Lecture 1: Random Samples, Probability Inequalities, Limit Theorems
Population and Random Sample
Definition (Population): A population is the complete collection of all elements (observations, individuals, measurements) that we want to study. The population is characterized by some probability distribution with unknown parameters.
Definition (Random Sample): A random sample of size $n$ from a population is a collection of $n$ random variables $X_1, X_2, \ldots, X_n$ such that:
- Each $X_i$ has the same distribution as the population (identical distribution)
- The random variables $X_1, X_2, \ldots, X_n$ are mutually independent
We denote this as $X_1, X_2, \ldots, X_n \stackrel{\text{iid}}{\sim} F$, where $F$ is the population distribution.
Example: If we want to study the heights of all college students in the US (population), we might randomly select 100 students and measure their heights. The measurements $X_1, X_2, \ldots, X_{100}$ would form a random sample.
Sample Statistics
In statistical inference, we begin by observing data from a random sample. Let’s define some fundamental quantities that we’ll use throughout the course.

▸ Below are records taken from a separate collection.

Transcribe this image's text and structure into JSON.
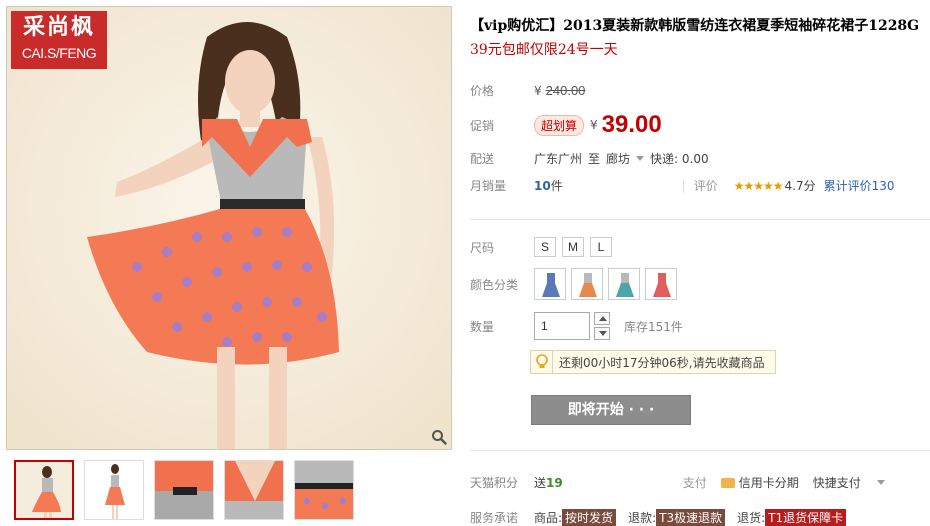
{
  "brand": {
    "cn": "采尚枫",
    "en": "CAI.S/FENG"
  },
  "product": {
    "title": "【vip购优汇】2013夏装新款韩版雪纺连衣裙夏季短袖碎花裙子1228G",
    "subtitle": "39元包邮仅限24号一天"
  },
  "price": {
    "label": "价格",
    "currency": "¥",
    "original": "240.00",
    "promo_label": "促销",
    "promo_badge": "超划算",
    "promo_price": "39.00"
  },
  "shipping": {
    "label": "配送",
    "from": "广东广州",
    "to_word": "至",
    "dest": "廊坊",
    "express": "快递: 0.00"
  },
  "sales": {
    "label": "月销量",
    "count": "10",
    "unit": "件",
    "rating_label": "评价",
    "stars": "★★★★★",
    "rating_value": "4.7分",
    "total_reviews": "累计评价130"
  },
  "size": {
    "label": "尺码",
    "options": [
      "S",
      "M",
      "L"
    ]
  },
  "color": {
    "label": "颜色分类",
    "swatches": [
      "#5a79b8",
      "#e58a4a",
      "#4aa6a8",
      "#e05e5e"
    ]
  },
  "qty": {
    "label": "数量",
    "value": "1",
    "stock": "库存151件"
  },
  "notice": "还剩00小时17分钟06秒,请先收藏商品",
  "start_button": "即将开始 · · ·",
  "points": {
    "label": "天猫积分",
    "give": "送",
    "value": "19",
    "pay_label": "支付",
    "credit": "信用卡分期",
    "quick": "快捷支付"
  },
  "promise": {
    "label": "服务承诺",
    "goods": "商品:",
    "goods_tag": "按时发货",
    "refund": "退款:",
    "refund_tag": "T3极速退款",
    "returns": "退货:",
    "returns_tag": "T1退货保障卡"
  },
  "colors": {
    "accent": "#c40000",
    "button": "#8d8d8d",
    "logo": "#c92a2a"
  },
  "icons": {
    "zoom": "magnifier-icon",
    "bulb": "lightbulb-icon",
    "card": "credit-card-icon"
  }
}
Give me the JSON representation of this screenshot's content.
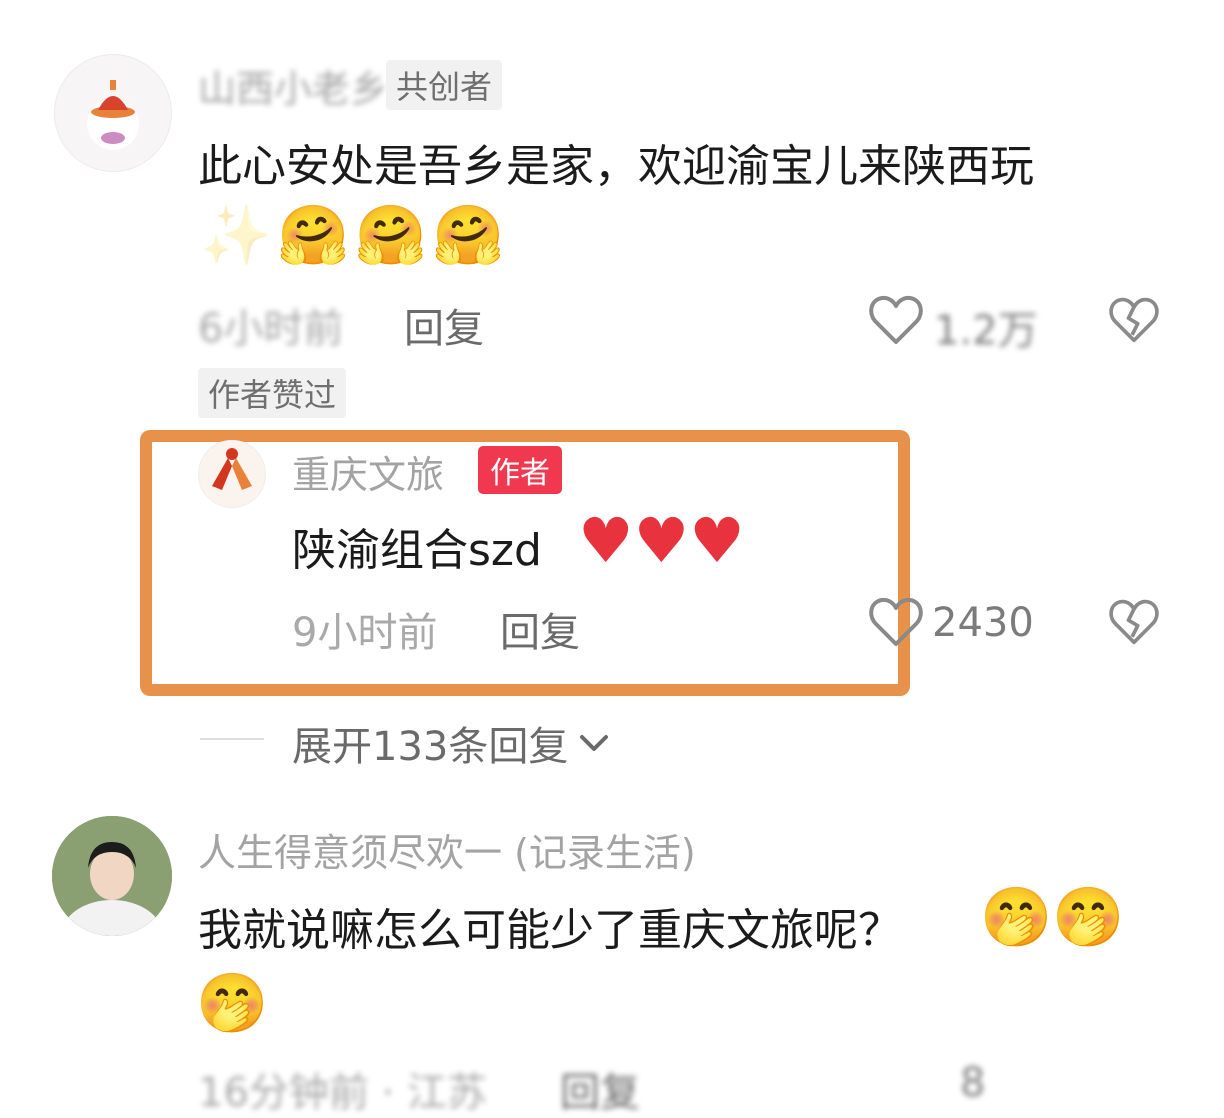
{
  "comments": [
    {
      "username": "山西小老乡",
      "tag": "共创者",
      "text": "此心安处是吾乡是家，欢迎渝宝儿来陕西玩",
      "time": "6小时前",
      "reply_label": "回复",
      "like_count": "1.2万",
      "liked_label": "作者赞过"
    },
    {
      "username": "重庆文旅",
      "tag": "作者",
      "text": "陕渝组合szd",
      "time": "9小时前",
      "reply_label": "回复",
      "like_count": "2430",
      "expand_label": "展开133条回复"
    },
    {
      "username": "人生得意须尽欢一 (记录生活)",
      "text": "我就说嘛怎么可能少了重庆文旅呢？",
      "time": "16分钟前 · 江苏",
      "reply_label": "回复",
      "like_count": "8"
    }
  ],
  "icons": {
    "like": "heart-outline-icon",
    "dislike": "broken-heart-icon",
    "chevron": "chevron-down-icon"
  },
  "colors": {
    "highlight": "#e8914b",
    "author_tag": "#f0384f"
  }
}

Given data $Y = (X_1, X_2, X_3, \ldots, X_n)$ where each $X_i$ is an independent observation from the same distribution, we can define:
Sample mean: $\bar{X} = \frac{1}{n} \sum_{i=1}^{n} X_i$
Sample variance: $S^2 = \frac{1}{n-1} \sum_{i=1}^{n} (X_i - \bar{X})^2$
These are our most basic statistics - functions of the observed data that help us understand the underlying population.
Properties of Sample Mean
A natural question arises: what can we say about the behavior of $\bar{X}$? Since $\bar{X}$ is itself a random variable (being a function of random variables), it has its own distribution.

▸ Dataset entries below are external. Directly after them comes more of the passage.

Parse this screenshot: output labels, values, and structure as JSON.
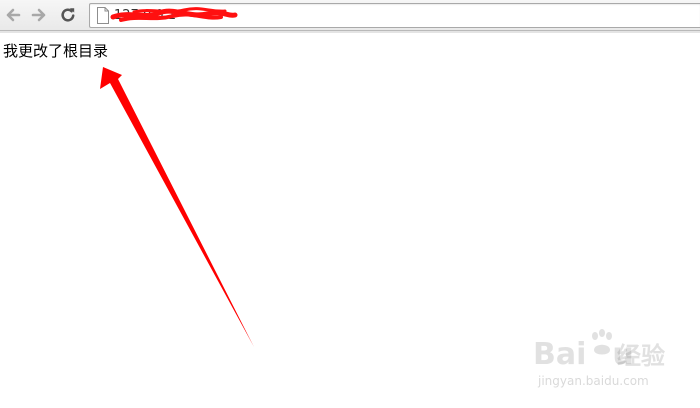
{
  "browser": {
    "url": "127.0.0.1",
    "icons": {
      "back": "arrow-left-icon",
      "forward": "arrow-right-icon",
      "reload": "reload-icon",
      "page": "page-icon"
    }
  },
  "content": {
    "text": "我更改了根目录"
  },
  "annotation": {
    "color": "#ff0000"
  },
  "watermark": {
    "brand": "Bai",
    "brand_suffix": "u",
    "cn": "经验",
    "url": "jingyan.baidu.com"
  }
}
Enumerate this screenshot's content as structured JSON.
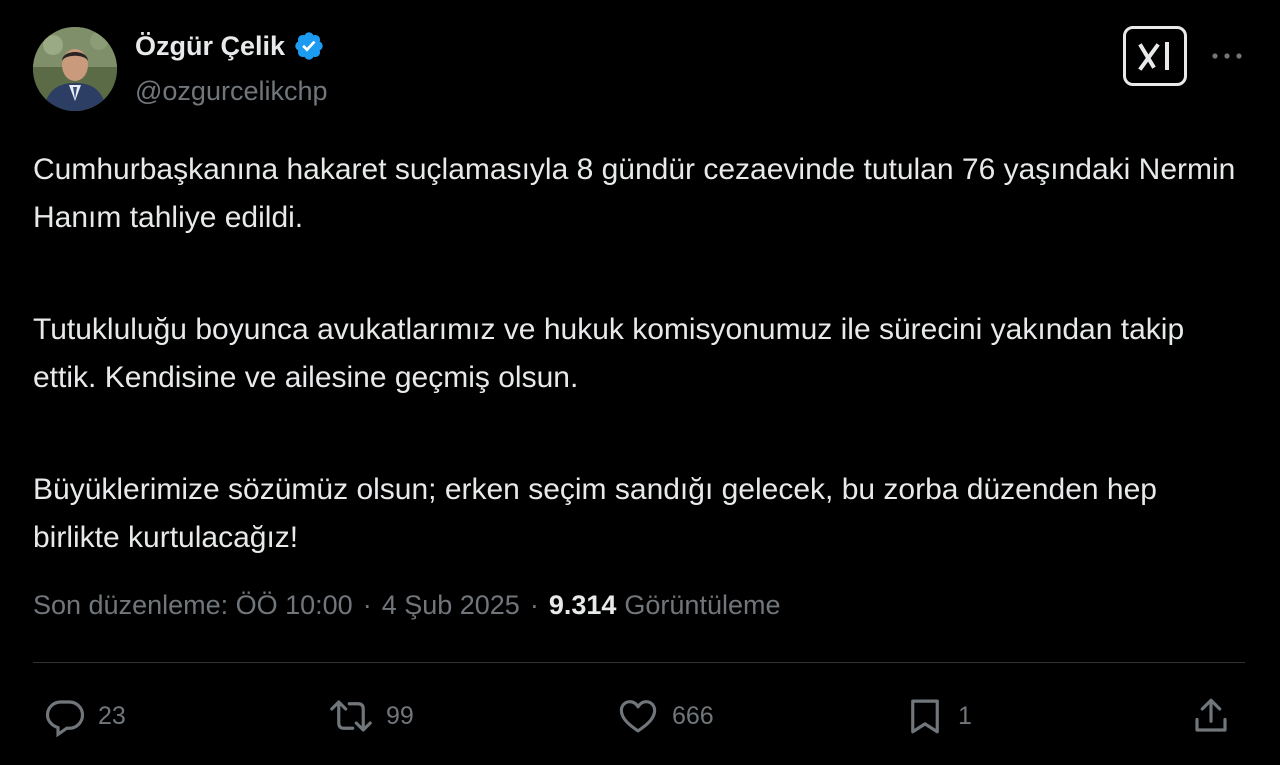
{
  "author": {
    "display_name": "Özgür Çelik",
    "handle": "@ozgurcelikchp",
    "verified": true,
    "avatar_icon": "profile-photo"
  },
  "header": {
    "grok_icon": "grok-logo-icon",
    "more_icon": "more-horizontal-icon"
  },
  "tweet": {
    "paragraphs": [
      "Cumhurbaşkanına hakaret suçlamasıyla 8 gündür cezaevinde tutulan 76 yaşındaki Nermin Hanım tahliye edildi.",
      "Tutukluluğu boyunca avukatlarımız ve hukuk komisyonumuz ile sürecini yakından takip ettik. Kendisine ve ailesine geçmiş olsun.",
      "Büyüklerimize sözümüz olsun; erken seçim sandığı gelecek, bu zorba düzenden hep birlikte kurtulacağız!"
    ]
  },
  "meta": {
    "edited_label": "Son düzenleme: ÖÖ 10:00",
    "separator": "·",
    "date": "4 Şub 2025",
    "views_count": "9.314",
    "views_label": "Görüntüleme"
  },
  "actions": {
    "replies": "23",
    "reposts": "99",
    "likes": "666",
    "bookmarks": "1"
  },
  "colors": {
    "background": "#000000",
    "text_primary": "#e7e9ea",
    "text_secondary": "#71767b",
    "verified_blue": "#1d9bf0",
    "divider": "#2f3336"
  }
}
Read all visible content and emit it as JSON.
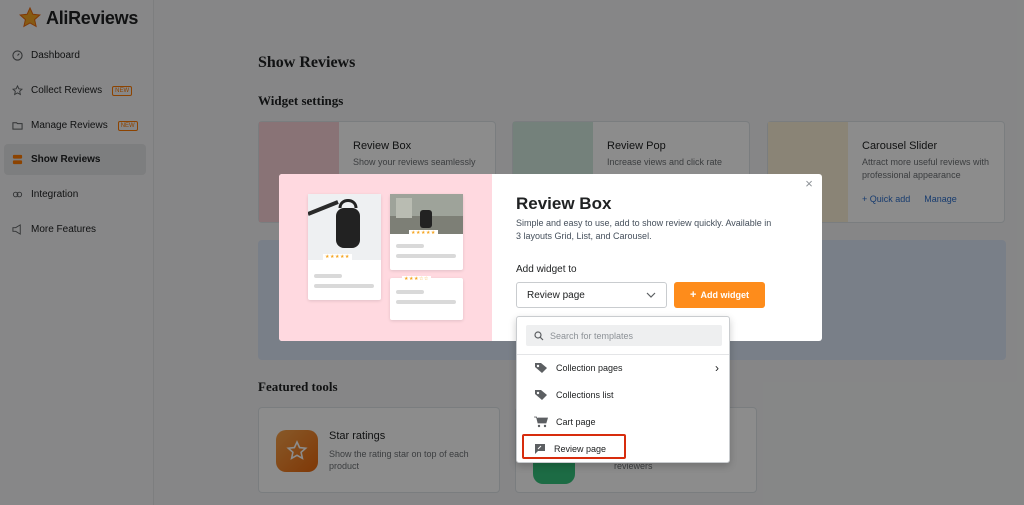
{
  "app": {
    "name": "AliReviews"
  },
  "sidebar": {
    "items": [
      {
        "label": "Dashboard",
        "icon": "dashboard-icon",
        "badge": ""
      },
      {
        "label": "Collect Reviews",
        "icon": "star-icon",
        "badge": "NEW"
      },
      {
        "label": "Manage Reviews",
        "icon": "folder-icon",
        "badge": "NEW"
      },
      {
        "label": "Show Reviews",
        "icon": "layout-icon",
        "badge": ""
      },
      {
        "label": "Integration",
        "icon": "integration-icon",
        "badge": ""
      },
      {
        "label": "More Features",
        "icon": "megaphone-icon",
        "badge": ""
      }
    ]
  },
  "main": {
    "page_title": "Show Reviews",
    "widget_settings_title": "Widget settings",
    "widgets": [
      {
        "title": "Review Box",
        "desc": "Show your reviews seamlessly"
      },
      {
        "title": "Review Pop",
        "desc": "Increase views and click rate"
      },
      {
        "title": "Carousel Slider",
        "desc": "Attract more useful reviews with professional appearance",
        "link1": "+ Quick add",
        "link2": "Manage"
      }
    ],
    "featured_title": "Featured tools",
    "featured": [
      {
        "title": "Star ratings",
        "desc": "Show the rating star on top of each product"
      },
      {
        "title": "",
        "desc": "reviewers"
      }
    ]
  },
  "modal": {
    "title": "Review Box",
    "desc": "Simple and easy to use, add to show review quickly. Available in 3 layouts Grid, List, and Carousel.",
    "add_to_label": "Add widget to",
    "select_value": "Review page",
    "add_button": "Add widget",
    "close": "×"
  },
  "dropdown": {
    "search_placeholder": "Search for templates",
    "items": [
      {
        "label": "Collection pages",
        "icon": "tag-icon"
      },
      {
        "label": "Collections list",
        "icon": "tags-icon"
      },
      {
        "label": "Cart page",
        "icon": "cart-icon"
      },
      {
        "label": "Review page",
        "icon": "review-icon"
      }
    ]
  },
  "colors": {
    "accent": "#fe8c1b",
    "link": "#2c6ecb",
    "highlight": "#d72c0d",
    "modal_left_bg": "#ffd9e0"
  }
}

What is the mean and variance of $\bar{X}$?
\[E[\bar{X}] = \mu = E[X]\] \[V[\bar{X}] = \frac{\sigma^2}{n}\]where $\sigma^2 = E[(X - \mu)^2]$
Notice something important: as $n$ increases, $V[\bar{X}]$ decreases! This tells us that larger samples give us more precise estimates of $\mu$.
Probability Inequalities
Before we can establish the fundamental limit theorems of statistics, we need some tools to bound the probability that random variables deviate from their expected values. Probability inequalities provide these bounds and are essential for proving convergence results.

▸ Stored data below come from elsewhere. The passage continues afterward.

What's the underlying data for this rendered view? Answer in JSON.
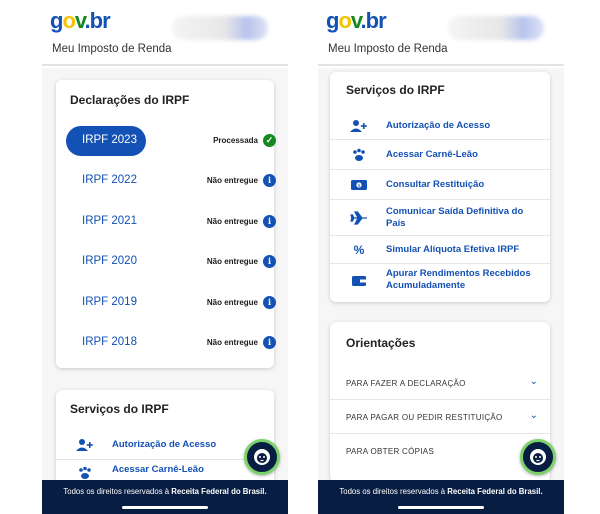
{
  "brand": {
    "logo_g": "g",
    "logo_o": "o",
    "logo_v": "v",
    "logo_dot": ".",
    "logo_br": "br"
  },
  "app_title": "Meu Imposto de Renda",
  "declarations": {
    "title": "Declarações do IRPF",
    "items": [
      {
        "year": "IRPF 2023",
        "status": "Processada",
        "status_icon": "check-icon"
      },
      {
        "year": "IRPF 2022",
        "status": "Não entregue",
        "status_icon": "info-icon"
      },
      {
        "year": "IRPF 2021",
        "status": "Não entregue",
        "status_icon": "info-icon"
      },
      {
        "year": "IRPF 2020",
        "status": "Não entregue",
        "status_icon": "info-icon"
      },
      {
        "year": "IRPF 2019",
        "status": "Não entregue",
        "status_icon": "info-icon"
      },
      {
        "year": "IRPF 2018",
        "status": "Não entregue",
        "status_icon": "info-icon"
      }
    ]
  },
  "services": {
    "title": "Serviços do IRPF",
    "items": [
      {
        "label": "Autorização de Acesso",
        "icon": "user-plus-icon"
      },
      {
        "label": "Acessar Carnê-Leão",
        "icon": "paw-icon"
      },
      {
        "label": "Consultar Restituição",
        "icon": "money-icon"
      },
      {
        "label": "Comunicar Saída Definitiva do País",
        "icon": "airplane-icon"
      },
      {
        "label": "Simular Alíquota Efetiva IRPF",
        "icon": "percent-icon"
      },
      {
        "label": "Apurar Rendimentos Recebidos Acumuladamente",
        "icon": "wallet-icon"
      }
    ]
  },
  "orientations": {
    "title": "Orientações",
    "items": [
      {
        "label": "PARA FAZER A DECLARAÇÃO"
      },
      {
        "label": "PARA PAGAR OU PEDIR RESTITUIÇÃO"
      },
      {
        "label": "PARA OBTER CÓPIAS"
      }
    ]
  },
  "footer": {
    "prefix": "Todos os direitos reservados à ",
    "org": "Receita Federal do Brasil."
  },
  "colors": {
    "primary": "#1351b4",
    "footer_bg": "#071d41",
    "success": "#168821",
    "fab_ring": "#7bd16a"
  }
}
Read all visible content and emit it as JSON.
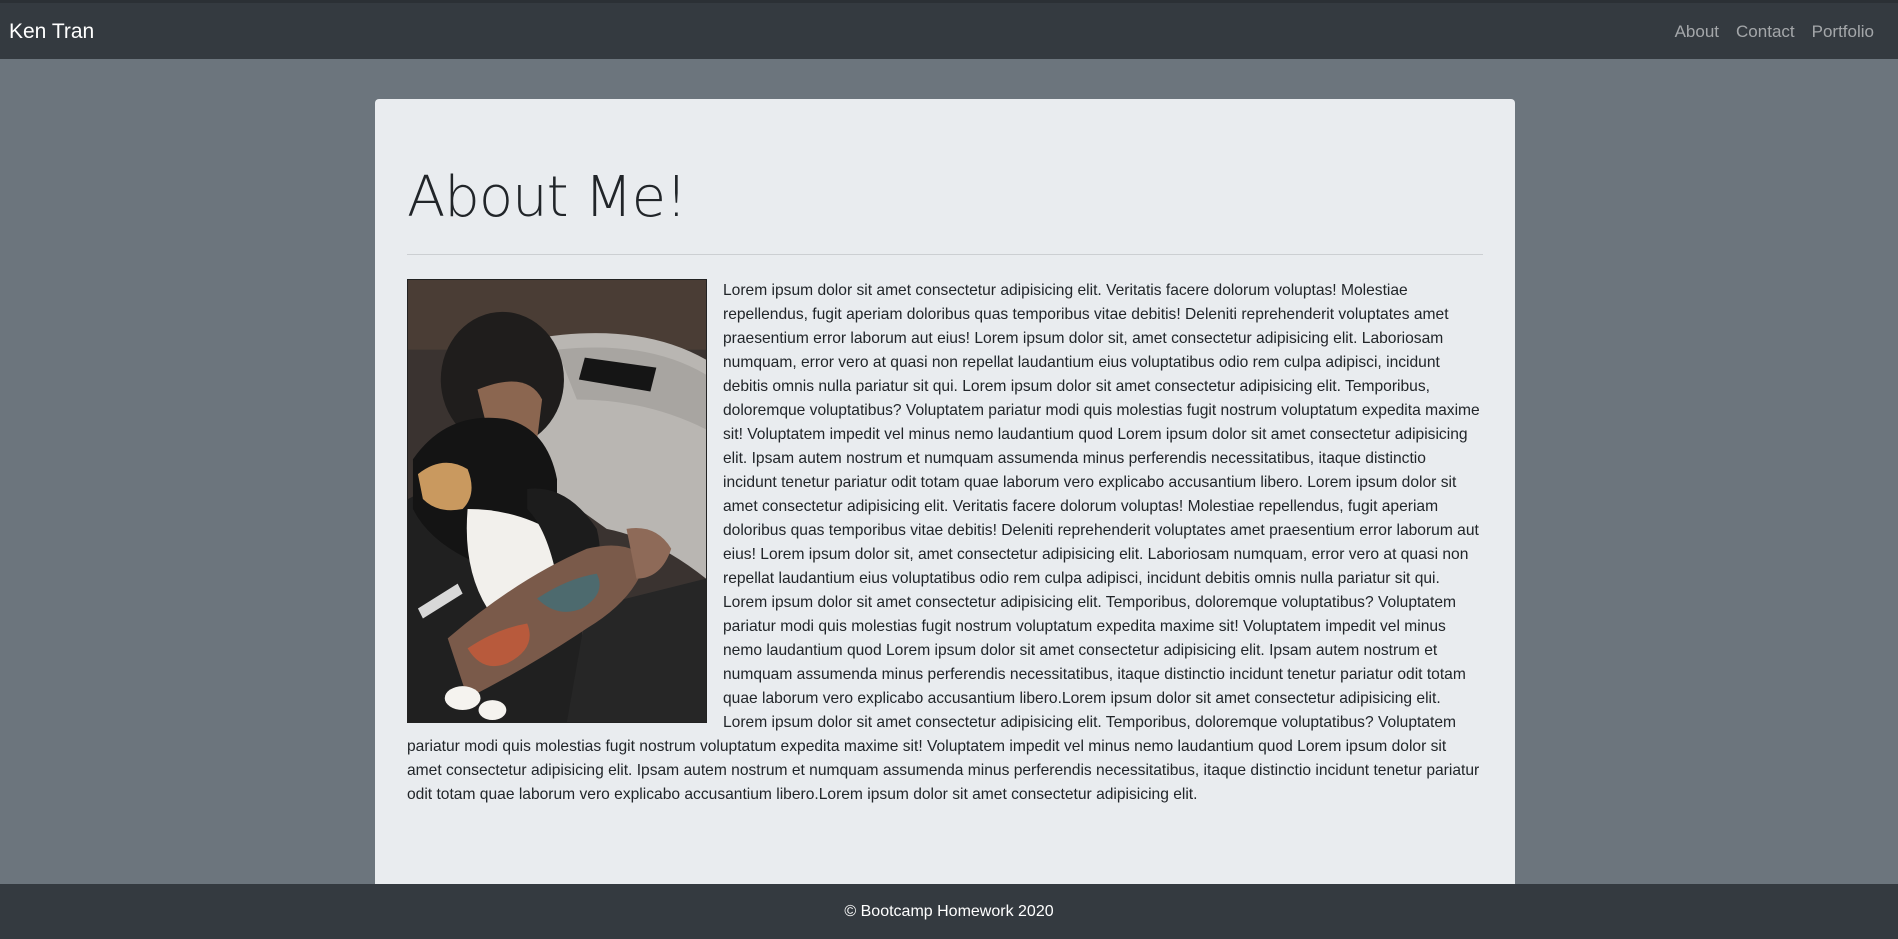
{
  "navbar": {
    "brand": "Ken Tran",
    "links": [
      "About",
      "Contact",
      "Portfolio"
    ]
  },
  "main": {
    "title": "About Me!",
    "photo_icon": "profile-photo-man-hugging-dog",
    "body": "Lorem ipsum dolor sit amet consectetur adipisicing elit. Veritatis facere dolorum voluptas! Molestiae repellendus, fugit aperiam doloribus quas temporibus vitae debitis! Deleniti reprehenderit voluptates amet praesentium error laborum aut eius! Lorem ipsum dolor sit, amet consectetur adipisicing elit. Laboriosam numquam, error vero at quasi non repellat laudantium eius voluptatibus odio rem culpa adipisci, incidunt debitis omnis nulla pariatur sit qui. Lorem ipsum dolor sit amet consectetur adipisicing elit. Temporibus, doloremque voluptatibus? Voluptatem pariatur modi quis molestias fugit nostrum voluptatum expedita maxime sit! Voluptatem impedit vel minus nemo laudantium quod Lorem ipsum dolor sit amet consectetur adipisicing elit. Ipsam autem nostrum et numquam assumenda minus perferendis necessitatibus, itaque distinctio incidunt tenetur pariatur odit totam quae laborum vero explicabo accusantium libero. Lorem ipsum dolor sit amet consectetur adipisicing elit. Veritatis facere dolorum voluptas! Molestiae repellendus, fugit aperiam doloribus quas temporibus vitae debitis! Deleniti reprehenderit voluptates amet praesentium error laborum aut eius! Lorem ipsum dolor sit, amet consectetur adipisicing elit. Laboriosam numquam, error vero at quasi non repellat laudantium eius voluptatibus odio rem culpa adipisci, incidunt debitis omnis nulla pariatur sit qui. Lorem ipsum dolor sit amet consectetur adipisicing elit. Temporibus, doloremque voluptatibus? Voluptatem pariatur modi quis molestias fugit nostrum voluptatum expedita maxime sit! Voluptatem impedit vel minus nemo laudantium quod Lorem ipsum dolor sit amet consectetur adipisicing elit. Ipsam autem nostrum et numquam assumenda minus perferendis necessitatibus, itaque distinctio incidunt tenetur pariatur odit totam quae laborum vero explicabo accusantium libero.Lorem ipsum dolor sit amet consectetur adipisicing elit. Lorem ipsum dolor sit amet consectetur adipisicing elit. Temporibus, doloremque voluptatibus? Voluptatem pariatur modi quis molestias fugit nostrum voluptatum expedita maxime sit! Voluptatem impedit vel minus nemo laudantium quod Lorem ipsum dolor sit amet consectetur adipisicing elit. Ipsam autem nostrum et numquam assumenda minus perferendis necessitatibus, itaque distinctio incidunt tenetur pariatur odit totam quae laborum vero explicabo accusantium libero.Lorem ipsum dolor sit amet consectetur adipisicing elit."
  },
  "footer": {
    "text": "© Bootcamp Homework 2020"
  },
  "colors": {
    "page_bg": "#6c757d",
    "navbar_bg": "#343a40",
    "card_bg": "#e9ecef",
    "text": "#212529"
  }
}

Theorem: Markov’s Inequality
Let $Y$ be a non-negative random variable. Then for any $h > 0$:
\[P(Y \geq h) \leq \frac{E[Y]}{h}\]Proof: Assume $Y$ is a continuous RV with pdf $p(y)$
\[\begin{aligned} E[Y] &= \int_0^{\infty} y \cdot p(y) \, dy \\ &= \int_0^h y \cdot p(y) \, dy + \int_h^{\infty} y \cdot p(y) \, dy \\ &\geq \int_h^{\infty} y \cdot p(y) \, dy \\ &\geq \int_h^{\infty} h \cdot p(y) \, dy \\ &= h \int_h^{\infty} p(y) \, dy \\ &= h \cdot P(Y \geq h) \end{aligned}\]Therefore: $E[Y] \geq h \cdot P(Y \geq h)$ ⟹ $P(Y \geq h) \leq \frac{E[Y]}{h}$ □
Markov’s inequality gives us our first probabilistic bound, but it’s quite loose. We can do better if we know something about the variance of our random variable.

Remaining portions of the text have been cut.